The Nervana Engine chip, now called “Lake Crest”, will be a high-end part with accelerators, 3D fabric, and 32 GB of expensive HBM2 memory. (Source: Karl Freund)
In addition to the Nervana Engine, the Nervana Platform will become the umbrella brand for AI acceleration in the Intel portfolio, from Xeon to Phi to Atom to Quark. For example, the company indicated that they would build a multi-chip integrated module combining a Xeon CPU with a Nervana Engine accelerator, in the same way that they have integrated Altera FPGAs. This is a relatively easy engineering endeavor and makes business sense by hard-bundling the CPU. However, the approach limits the scalability of the solution by its 1-to-1 nature, so I would expect Intel to continue to offer standalone accelerators from which their partners can build boards with multiple interconnected modules.
But AI does not equal the Nervana Engine. Some machine learning problems require a great deal of memory, for example, and here is where Xeon Phi will be positioned as the preferred solution. The company reiterated their plans to add reduced precision math to Xeon Phi next year in their Knights Mill product for these applications. And of course the Xeon, Core, Quark processors and FPGAs will be optimized with Nervana IP and software and used for inference processing where the trained neural network is actually put to use.

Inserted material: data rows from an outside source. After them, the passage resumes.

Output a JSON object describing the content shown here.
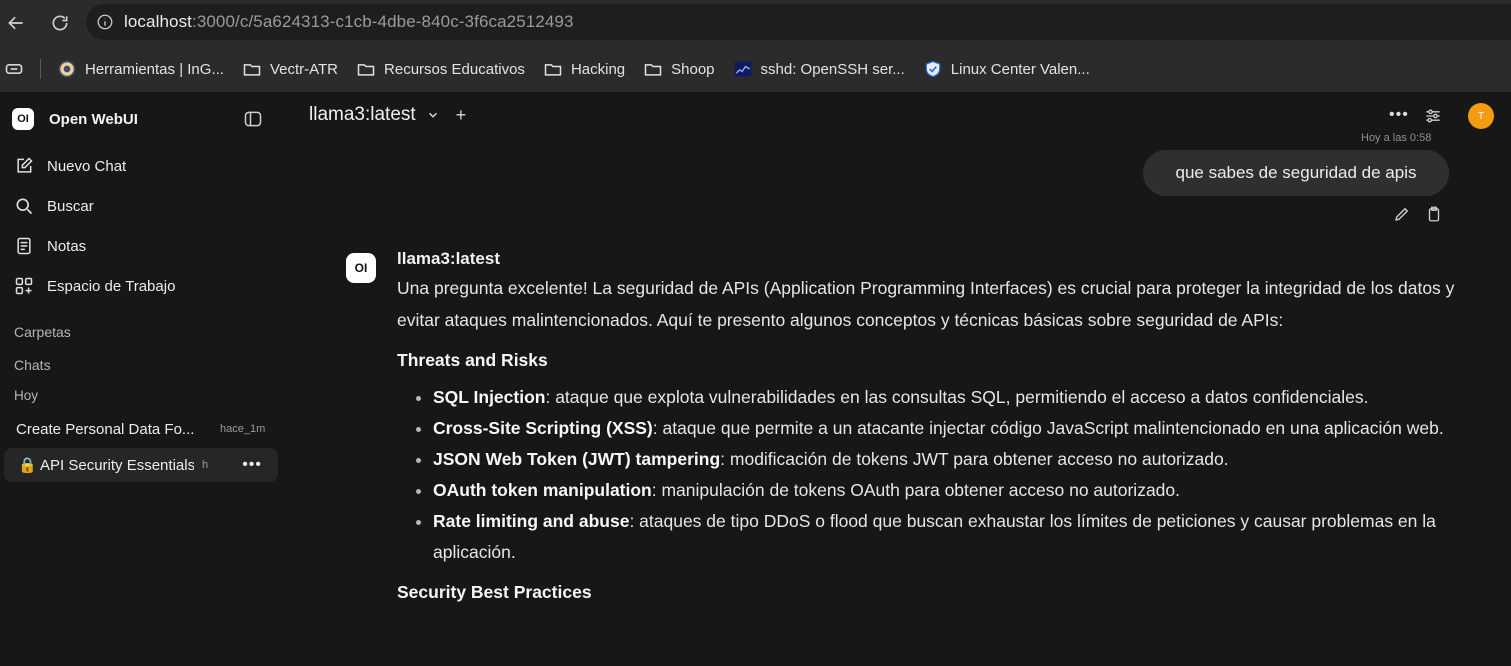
{
  "browser": {
    "url_host": "localhost",
    "url_rest": ":3000/c/5a624313-c1cb-4dbe-840c-3f6ca2512493",
    "bookmarks": [
      {
        "label": "Herramientas | InG...",
        "icon": "shield-badge-icon"
      },
      {
        "label": "Vectr-ATR",
        "icon": "folder-icon"
      },
      {
        "label": "Recursos Educativos",
        "icon": "folder-icon"
      },
      {
        "label": "Hacking",
        "icon": "folder-icon"
      },
      {
        "label": "Shoop",
        "icon": "folder-icon"
      },
      {
        "label": "sshd: OpenSSH ser...",
        "icon": "chart-favicon-icon"
      },
      {
        "label": "Linux Center Valen...",
        "icon": "shield-favicon-icon"
      }
    ]
  },
  "sidebar": {
    "brand_logo": "OI",
    "brand_name": "Open WebUI",
    "nav": [
      {
        "label": "Nuevo Chat",
        "icon": "edit-icon"
      },
      {
        "label": "Buscar",
        "icon": "search-icon"
      },
      {
        "label": "Notas",
        "icon": "notes-icon"
      },
      {
        "label": "Espacio de Trabajo",
        "icon": "workspace-icon"
      }
    ],
    "folders_label": "Carpetas",
    "chats_label": "Chats",
    "today_label": "Hoy",
    "chats": [
      {
        "title": "Create Personal Data Fo...",
        "time": "hace_1m",
        "active": false
      },
      {
        "title": "🔒 API Security Essentials",
        "time": "h",
        "active": true
      }
    ]
  },
  "main": {
    "model": "llama3:latest",
    "avatar_initial": "T",
    "timestamp": "Hoy a las 0:58",
    "user_message": "que sabes de seguridad de apis",
    "assistant": {
      "logo": "OI",
      "name": "llama3:latest",
      "intro": "Una pregunta excelente! La seguridad de APIs (Application Programming Interfaces) es crucial para proteger la integridad de los datos y evitar ataques malintencionados. Aquí te presento algunos conceptos y técnicas básicas sobre seguridad de APIs:",
      "heading1": "Threats and Risks",
      "threats": [
        {
          "term": "SQL Injection",
          "desc": ": ataque que explota vulnerabilidades en las consultas SQL, permitiendo el acceso a datos confidenciales."
        },
        {
          "term": "Cross-Site Scripting (XSS)",
          "desc": ": ataque que permite a un atacante injectar código JavaScript malintencionado en una aplicación web."
        },
        {
          "term": "JSON Web Token (JWT) tampering",
          "desc": ": modificación de tokens JWT para obtener acceso no autorizado."
        },
        {
          "term": "OAuth token manipulation",
          "desc": ": manipulación de tokens OAuth para obtener acceso no autorizado."
        },
        {
          "term": "Rate limiting and abuse",
          "desc": ": ataques de tipo DDoS o flood que buscan exhaustar los límites de peticiones y causar problemas en la aplicación."
        }
      ],
      "heading2": "Security Best Practices"
    }
  }
}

Where does all this leave Intel in AI?
Until these announcements, Intel’s AI strategy has been a mixed bag of parts and frankly confusing or even conflicting product positioning. By bringing the entire story together, and telling it through the company’s CEO and a stable of SVPs and partners, they have now communicated a clear strategy, a hardware roadmap, a software portfolio and a go to market plan that will enable them to compete in this market.
However, Intel needs to execute flawlessly; after all, this event was just (good) slide-ware. We did not see any benchmarks of real silicon for Lake Crest or Knights Mill. And the GPU comparison claims were quite vague. The Go to Market partnerships and education initiatives are all in the planning stage. So there is much work to be done.
Also, keep in mind that if a little startup like Nervana can build an AI accelerator, others such as Wave Computing and GraphCore can too, not to mention NVIDIA, the market leader. In this regard, it will probably take many years for Intel to come close to matching NVIDIA’s pervasive ecosystem, and of course NVIDIA isn’t standing still or resting on their laurels.
But what this does mean is that Intel appears to now have its AI act together, has some very impressive technology and leadership, and is dead-set on not missing out again on the next big thing, which AI most certainly will become.